Чиновник перебросил на его сторону бумаги.

— Все. Вы зарегистрированы. Сегодня, кстати, уже восемнадцатое общество… только в нашем районе.

Крылов начал суетливо сгребать бумаги, сказал искательно:

— Да-да, махаонисты — это здорово! Это замечательно даже.

Чиновник отмахнулся.

— Бред, — изрек он. — Но бред безобидный. Как и ваши эти… скифы. Да если бы я хоть на миг подумал, что у вас это всерьез, не игра, то я бы… я бы!.. за такие программы надо вешать на всех уличных столбах, не для газет будь такое сказано.

Домой добирался пешком, не решился в переполненном троллейбусе. Вполз в квартиру смертельно усталый, но гордый. Всякий из нас, подумал он, откладывает донекуда визит к дантисту и в ДЭЗы. А когда все-таки сходит, на других, несходивших, посматривает свысока: мол, я орел, а вот вы…

Дед сидел на кухне в своем любимом кресле, но вместо привычной газеты Крылов с тревогой увидел у деда в руке знакомые листки.

Дед вскинул покрасневшие от прилива крови толстые брови. Глаза были усталые, с полопавшимися красными жилками.

— А, — сказал он, — ты уже… Ты уходил куда-то?

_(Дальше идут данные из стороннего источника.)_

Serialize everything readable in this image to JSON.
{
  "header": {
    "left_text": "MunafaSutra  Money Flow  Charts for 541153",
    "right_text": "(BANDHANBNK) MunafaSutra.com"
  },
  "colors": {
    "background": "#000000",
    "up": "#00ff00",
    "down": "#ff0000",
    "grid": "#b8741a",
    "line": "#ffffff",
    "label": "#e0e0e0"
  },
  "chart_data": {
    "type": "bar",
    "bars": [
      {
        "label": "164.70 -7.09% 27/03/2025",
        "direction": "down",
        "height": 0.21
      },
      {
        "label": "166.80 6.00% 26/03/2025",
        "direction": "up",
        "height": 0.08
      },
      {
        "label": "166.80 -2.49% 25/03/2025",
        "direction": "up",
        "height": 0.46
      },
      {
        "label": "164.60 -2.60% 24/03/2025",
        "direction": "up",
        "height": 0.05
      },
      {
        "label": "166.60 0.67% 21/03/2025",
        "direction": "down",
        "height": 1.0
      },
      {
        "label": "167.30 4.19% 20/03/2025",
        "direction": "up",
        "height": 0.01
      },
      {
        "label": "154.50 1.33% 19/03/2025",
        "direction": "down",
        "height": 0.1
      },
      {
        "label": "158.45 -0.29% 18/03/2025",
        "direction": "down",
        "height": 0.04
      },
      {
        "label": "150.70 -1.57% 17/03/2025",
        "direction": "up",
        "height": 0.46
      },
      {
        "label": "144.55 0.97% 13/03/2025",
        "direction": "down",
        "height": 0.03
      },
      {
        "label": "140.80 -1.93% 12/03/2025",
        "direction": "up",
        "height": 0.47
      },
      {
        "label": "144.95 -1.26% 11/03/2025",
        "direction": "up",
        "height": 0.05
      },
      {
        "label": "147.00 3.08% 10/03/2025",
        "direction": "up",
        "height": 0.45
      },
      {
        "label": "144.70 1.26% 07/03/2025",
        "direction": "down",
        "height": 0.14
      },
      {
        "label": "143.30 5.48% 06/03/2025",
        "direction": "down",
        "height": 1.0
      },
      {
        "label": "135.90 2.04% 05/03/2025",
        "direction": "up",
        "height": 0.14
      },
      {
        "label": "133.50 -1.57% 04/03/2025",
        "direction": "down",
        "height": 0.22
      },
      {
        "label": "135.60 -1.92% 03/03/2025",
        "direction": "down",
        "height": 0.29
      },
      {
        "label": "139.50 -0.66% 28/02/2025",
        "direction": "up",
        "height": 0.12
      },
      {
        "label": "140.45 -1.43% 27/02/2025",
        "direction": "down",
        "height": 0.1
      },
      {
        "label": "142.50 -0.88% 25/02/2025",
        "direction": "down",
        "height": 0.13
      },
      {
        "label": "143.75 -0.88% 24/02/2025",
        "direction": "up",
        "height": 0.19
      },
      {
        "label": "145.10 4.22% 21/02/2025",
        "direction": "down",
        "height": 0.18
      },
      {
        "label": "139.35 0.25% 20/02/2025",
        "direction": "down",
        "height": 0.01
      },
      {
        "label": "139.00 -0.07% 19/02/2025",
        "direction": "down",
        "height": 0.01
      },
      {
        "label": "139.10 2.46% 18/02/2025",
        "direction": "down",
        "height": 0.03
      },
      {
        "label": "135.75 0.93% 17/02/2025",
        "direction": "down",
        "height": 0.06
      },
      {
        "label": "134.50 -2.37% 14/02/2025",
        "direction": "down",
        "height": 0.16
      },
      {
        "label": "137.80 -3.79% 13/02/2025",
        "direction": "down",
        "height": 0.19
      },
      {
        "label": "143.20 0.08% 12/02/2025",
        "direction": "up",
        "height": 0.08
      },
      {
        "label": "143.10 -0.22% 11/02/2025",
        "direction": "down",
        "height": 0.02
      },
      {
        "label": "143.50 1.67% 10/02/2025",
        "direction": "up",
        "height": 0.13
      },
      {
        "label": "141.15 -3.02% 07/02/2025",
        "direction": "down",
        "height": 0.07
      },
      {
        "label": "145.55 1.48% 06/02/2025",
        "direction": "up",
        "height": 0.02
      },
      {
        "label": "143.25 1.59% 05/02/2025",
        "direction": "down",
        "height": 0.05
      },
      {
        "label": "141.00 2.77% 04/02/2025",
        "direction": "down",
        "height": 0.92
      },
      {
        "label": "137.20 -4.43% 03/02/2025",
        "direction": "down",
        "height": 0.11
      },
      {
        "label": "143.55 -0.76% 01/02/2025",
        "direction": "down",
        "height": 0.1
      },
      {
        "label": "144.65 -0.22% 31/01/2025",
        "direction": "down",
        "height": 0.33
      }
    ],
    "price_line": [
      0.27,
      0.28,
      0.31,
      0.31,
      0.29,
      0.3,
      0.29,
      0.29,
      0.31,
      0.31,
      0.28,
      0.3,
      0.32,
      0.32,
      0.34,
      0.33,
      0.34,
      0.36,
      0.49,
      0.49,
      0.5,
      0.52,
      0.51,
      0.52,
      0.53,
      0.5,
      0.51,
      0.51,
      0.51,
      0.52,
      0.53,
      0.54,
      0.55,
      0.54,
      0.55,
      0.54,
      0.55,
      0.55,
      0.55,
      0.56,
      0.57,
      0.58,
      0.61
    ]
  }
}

— Дед, — сказал Крылов, — я сейчас приготовлю что-нибудь поесть.

Дед великодушно отмахнулся:

— Не стоит. Лучше разогрей то, что наготовили Лилия с Яной. Холодильник забит такой вкусностью!

Крылов решительно взял у деда листок.

— А ты лучше почитай детективчик.

— В мое время говорили, — ответил дед неспешно, — что неважно, как ты пришел в этот мир… ведь это не от нас зависит!.. Важно, как уйдешь.

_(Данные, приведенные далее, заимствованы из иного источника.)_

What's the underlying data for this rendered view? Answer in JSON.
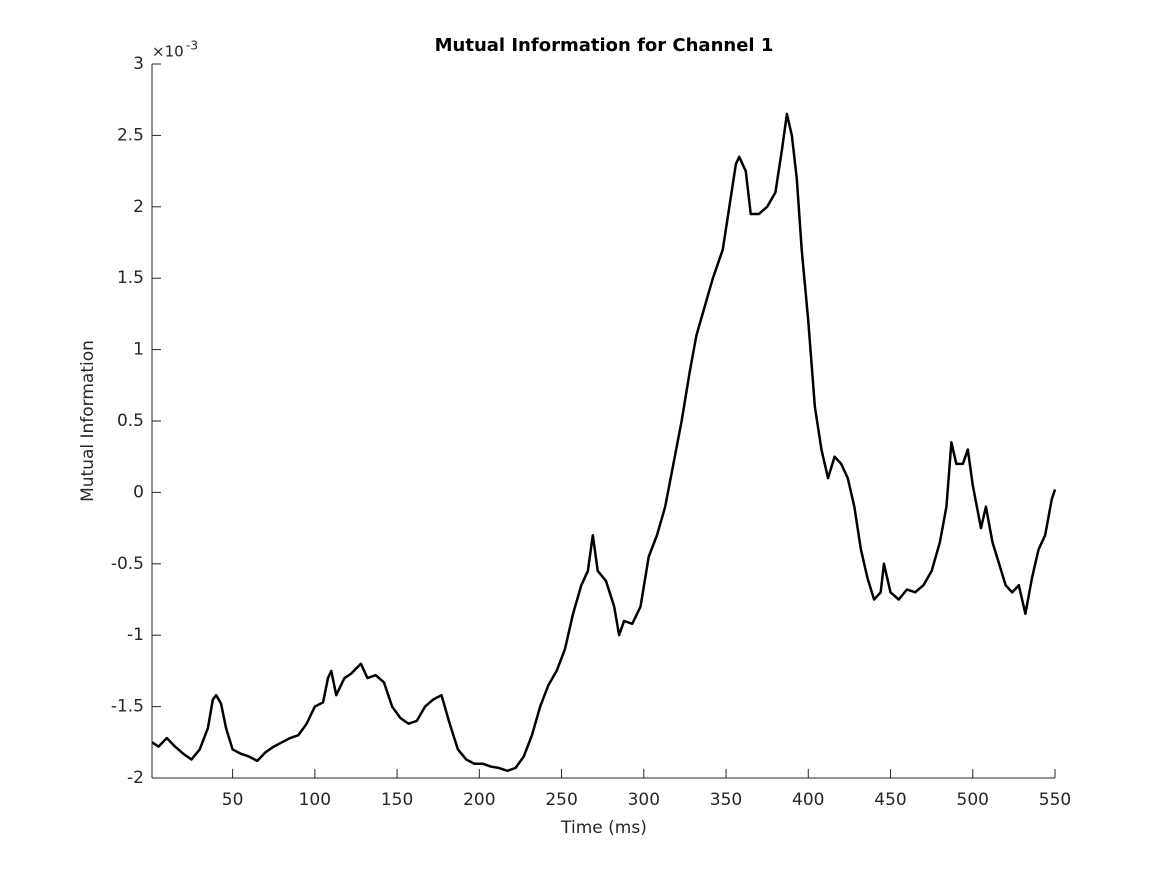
{
  "chart_data": {
    "type": "line",
    "title": "Mutual Information for Channel 1",
    "x_label": "Time (ms)",
    "y_label": "Mutual Information",
    "y_exponent_base": "×10",
    "y_exponent": "-3",
    "xlim": [
      1,
      550
    ],
    "ylim": [
      -2,
      3
    ],
    "xticks": [
      50,
      100,
      150,
      200,
      250,
      300,
      350,
      400,
      450,
      500,
      550
    ],
    "yticks": [
      -2,
      -1.5,
      -1,
      -0.5,
      0,
      0.5,
      1,
      1.5,
      2,
      2.5,
      3
    ],
    "x": [
      1,
      5,
      10,
      15,
      20,
      25,
      30,
      35,
      38,
      40,
      43,
      46,
      50,
      55,
      60,
      65,
      70,
      75,
      80,
      85,
      90,
      95,
      100,
      105,
      108,
      110,
      113,
      118,
      122,
      128,
      132,
      137,
      142,
      147,
      152,
      157,
      162,
      167,
      172,
      177,
      182,
      187,
      192,
      197,
      202,
      207,
      212,
      217,
      222,
      227,
      232,
      237,
      242,
      247,
      252,
      257,
      262,
      266,
      269,
      272,
      277,
      282,
      285,
      288,
      293,
      298,
      303,
      308,
      313,
      318,
      323,
      328,
      332,
      337,
      342,
      345,
      348,
      352,
      356,
      358,
      362,
      365,
      370,
      375,
      380,
      384,
      387,
      390,
      393,
      396,
      400,
      404,
      408,
      412,
      416,
      420,
      424,
      428,
      432,
      436,
      440,
      444,
      446,
      450,
      455,
      460,
      465,
      470,
      475,
      480,
      484,
      487,
      490,
      494,
      497,
      500,
      505,
      508,
      512,
      516,
      520,
      524,
      528,
      532,
      536,
      540,
      544,
      548,
      550
    ],
    "series": [
      {
        "name": "Channel 1",
        "color": "#000000",
        "values": [
          -1.75,
          -1.78,
          -1.72,
          -1.78,
          -1.83,
          -1.87,
          -1.8,
          -1.65,
          -1.45,
          -1.42,
          -1.48,
          -1.65,
          -1.8,
          -1.83,
          -1.85,
          -1.88,
          -1.82,
          -1.78,
          -1.75,
          -1.72,
          -1.7,
          -1.62,
          -1.5,
          -1.47,
          -1.3,
          -1.25,
          -1.42,
          -1.3,
          -1.27,
          -1.2,
          -1.3,
          -1.28,
          -1.33,
          -1.5,
          -1.58,
          -1.62,
          -1.6,
          -1.5,
          -1.45,
          -1.42,
          -1.62,
          -1.8,
          -1.87,
          -1.9,
          -1.9,
          -1.92,
          -1.93,
          -1.95,
          -1.93,
          -1.85,
          -1.7,
          -1.5,
          -1.35,
          -1.25,
          -1.1,
          -0.85,
          -0.65,
          -0.55,
          -0.3,
          -0.55,
          -0.62,
          -0.8,
          -1.0,
          -0.9,
          -0.92,
          -0.8,
          -0.45,
          -0.3,
          -0.1,
          0.2,
          0.5,
          0.85,
          1.1,
          1.3,
          1.5,
          1.6,
          1.7,
          2.0,
          2.3,
          2.35,
          2.25,
          1.95,
          1.95,
          2.0,
          2.1,
          2.4,
          2.65,
          2.5,
          2.2,
          1.7,
          1.2,
          0.6,
          0.3,
          0.1,
          0.25,
          0.2,
          0.1,
          -0.1,
          -0.4,
          -0.6,
          -0.75,
          -0.7,
          -0.5,
          -0.7,
          -0.75,
          -0.68,
          -0.7,
          -0.65,
          -0.55,
          -0.35,
          -0.1,
          0.35,
          0.2,
          0.2,
          0.3,
          0.05,
          -0.25,
          -0.1,
          -0.35,
          -0.5,
          -0.65,
          -0.7,
          -0.65,
          -0.85,
          -0.6,
          -0.4,
          -0.3,
          -0.05,
          0.02
        ]
      }
    ]
  }
}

— Дед, — сказал Крылов предостерегающе, — ты не дури!

— Что тебе не так?

— Не дури, говорю, — повторил Крылов. — Тебе еще рано о таком думать.

Он полез в холодильник, застыл, некоторое время стараясь понять, что же в этих кастрюльках и пакетиках. За спиной дед прогудел благодушно:

— Да знаю, знаю… Уже последние вздохи под капельницей, а вокруг говорят, как еще погуляют, к каким бабам сходят… Мне этой брехни не надо. Сам говорил Кальницкому, когда тот кончался от рака. Уже метастазы по всему телу, уже никакие лекарства не заглушают боль, а я ему молол, что все обойдется, что еще погуляем! Стыдно и противно. Как будто не с другом говорил, с которым войну прошел, вместе в глаза смерти смотрели не раз, а с трусливым придурком.

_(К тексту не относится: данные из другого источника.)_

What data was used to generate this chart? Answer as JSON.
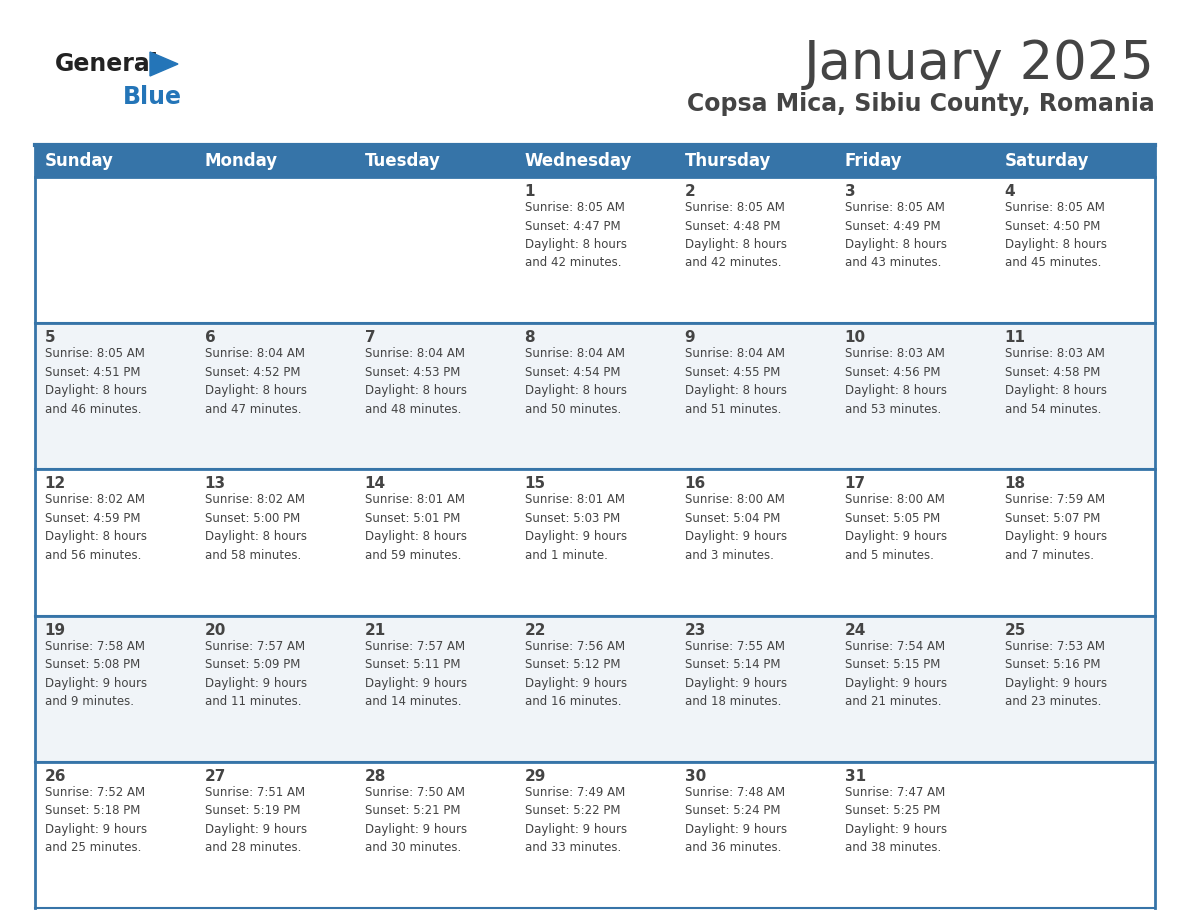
{
  "title": "January 2025",
  "subtitle": "Copsa Mica, Sibiu County, Romania",
  "header_bg_color": "#3674a8",
  "header_text_color": "#FFFFFF",
  "bg_color": "#FFFFFF",
  "alt_row_color": "#f0f4f8",
  "border_color": "#3674a8",
  "text_color": "#444444",
  "days_of_week": [
    "Sunday",
    "Monday",
    "Tuesday",
    "Wednesday",
    "Thursday",
    "Friday",
    "Saturday"
  ],
  "calendar": [
    [
      {
        "day": "",
        "info": ""
      },
      {
        "day": "",
        "info": ""
      },
      {
        "day": "",
        "info": ""
      },
      {
        "day": "1",
        "info": "Sunrise: 8:05 AM\nSunset: 4:47 PM\nDaylight: 8 hours\nand 42 minutes."
      },
      {
        "day": "2",
        "info": "Sunrise: 8:05 AM\nSunset: 4:48 PM\nDaylight: 8 hours\nand 42 minutes."
      },
      {
        "day": "3",
        "info": "Sunrise: 8:05 AM\nSunset: 4:49 PM\nDaylight: 8 hours\nand 43 minutes."
      },
      {
        "day": "4",
        "info": "Sunrise: 8:05 AM\nSunset: 4:50 PM\nDaylight: 8 hours\nand 45 minutes."
      }
    ],
    [
      {
        "day": "5",
        "info": "Sunrise: 8:05 AM\nSunset: 4:51 PM\nDaylight: 8 hours\nand 46 minutes."
      },
      {
        "day": "6",
        "info": "Sunrise: 8:04 AM\nSunset: 4:52 PM\nDaylight: 8 hours\nand 47 minutes."
      },
      {
        "day": "7",
        "info": "Sunrise: 8:04 AM\nSunset: 4:53 PM\nDaylight: 8 hours\nand 48 minutes."
      },
      {
        "day": "8",
        "info": "Sunrise: 8:04 AM\nSunset: 4:54 PM\nDaylight: 8 hours\nand 50 minutes."
      },
      {
        "day": "9",
        "info": "Sunrise: 8:04 AM\nSunset: 4:55 PM\nDaylight: 8 hours\nand 51 minutes."
      },
      {
        "day": "10",
        "info": "Sunrise: 8:03 AM\nSunset: 4:56 PM\nDaylight: 8 hours\nand 53 minutes."
      },
      {
        "day": "11",
        "info": "Sunrise: 8:03 AM\nSunset: 4:58 PM\nDaylight: 8 hours\nand 54 minutes."
      }
    ],
    [
      {
        "day": "12",
        "info": "Sunrise: 8:02 AM\nSunset: 4:59 PM\nDaylight: 8 hours\nand 56 minutes."
      },
      {
        "day": "13",
        "info": "Sunrise: 8:02 AM\nSunset: 5:00 PM\nDaylight: 8 hours\nand 58 minutes."
      },
      {
        "day": "14",
        "info": "Sunrise: 8:01 AM\nSunset: 5:01 PM\nDaylight: 8 hours\nand 59 minutes."
      },
      {
        "day": "15",
        "info": "Sunrise: 8:01 AM\nSunset: 5:03 PM\nDaylight: 9 hours\nand 1 minute."
      },
      {
        "day": "16",
        "info": "Sunrise: 8:00 AM\nSunset: 5:04 PM\nDaylight: 9 hours\nand 3 minutes."
      },
      {
        "day": "17",
        "info": "Sunrise: 8:00 AM\nSunset: 5:05 PM\nDaylight: 9 hours\nand 5 minutes."
      },
      {
        "day": "18",
        "info": "Sunrise: 7:59 AM\nSunset: 5:07 PM\nDaylight: 9 hours\nand 7 minutes."
      }
    ],
    [
      {
        "day": "19",
        "info": "Sunrise: 7:58 AM\nSunset: 5:08 PM\nDaylight: 9 hours\nand 9 minutes."
      },
      {
        "day": "20",
        "info": "Sunrise: 7:57 AM\nSunset: 5:09 PM\nDaylight: 9 hours\nand 11 minutes."
      },
      {
        "day": "21",
        "info": "Sunrise: 7:57 AM\nSunset: 5:11 PM\nDaylight: 9 hours\nand 14 minutes."
      },
      {
        "day": "22",
        "info": "Sunrise: 7:56 AM\nSunset: 5:12 PM\nDaylight: 9 hours\nand 16 minutes."
      },
      {
        "day": "23",
        "info": "Sunrise: 7:55 AM\nSunset: 5:14 PM\nDaylight: 9 hours\nand 18 minutes."
      },
      {
        "day": "24",
        "info": "Sunrise: 7:54 AM\nSunset: 5:15 PM\nDaylight: 9 hours\nand 21 minutes."
      },
      {
        "day": "25",
        "info": "Sunrise: 7:53 AM\nSunset: 5:16 PM\nDaylight: 9 hours\nand 23 minutes."
      }
    ],
    [
      {
        "day": "26",
        "info": "Sunrise: 7:52 AM\nSunset: 5:18 PM\nDaylight: 9 hours\nand 25 minutes."
      },
      {
        "day": "27",
        "info": "Sunrise: 7:51 AM\nSunset: 5:19 PM\nDaylight: 9 hours\nand 28 minutes."
      },
      {
        "day": "28",
        "info": "Sunrise: 7:50 AM\nSunset: 5:21 PM\nDaylight: 9 hours\nand 30 minutes."
      },
      {
        "day": "29",
        "info": "Sunrise: 7:49 AM\nSunset: 5:22 PM\nDaylight: 9 hours\nand 33 minutes."
      },
      {
        "day": "30",
        "info": "Sunrise: 7:48 AM\nSunset: 5:24 PM\nDaylight: 9 hours\nand 36 minutes."
      },
      {
        "day": "31",
        "info": "Sunrise: 7:47 AM\nSunset: 5:25 PM\nDaylight: 9 hours\nand 38 minutes."
      },
      {
        "day": "",
        "info": ""
      }
    ]
  ],
  "logo_text_general": "General",
  "logo_text_blue": "Blue",
  "logo_color_general": "#222222",
  "logo_color_blue": "#2475b8"
}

Крылов вытащил самую большую кастрюлю, поставил на плиту. Деду ответил уже не так напористо:

— Все равно. Тебе еще рано об этом думать.

Дед крякнул, отвел взгляд. Похоже, он тоже испытывал неловкость, они оба испытывали неловкость, ибо Крылов врет, «так принято», дед знает, что он врет, и сам Крылов знает, что дед знает.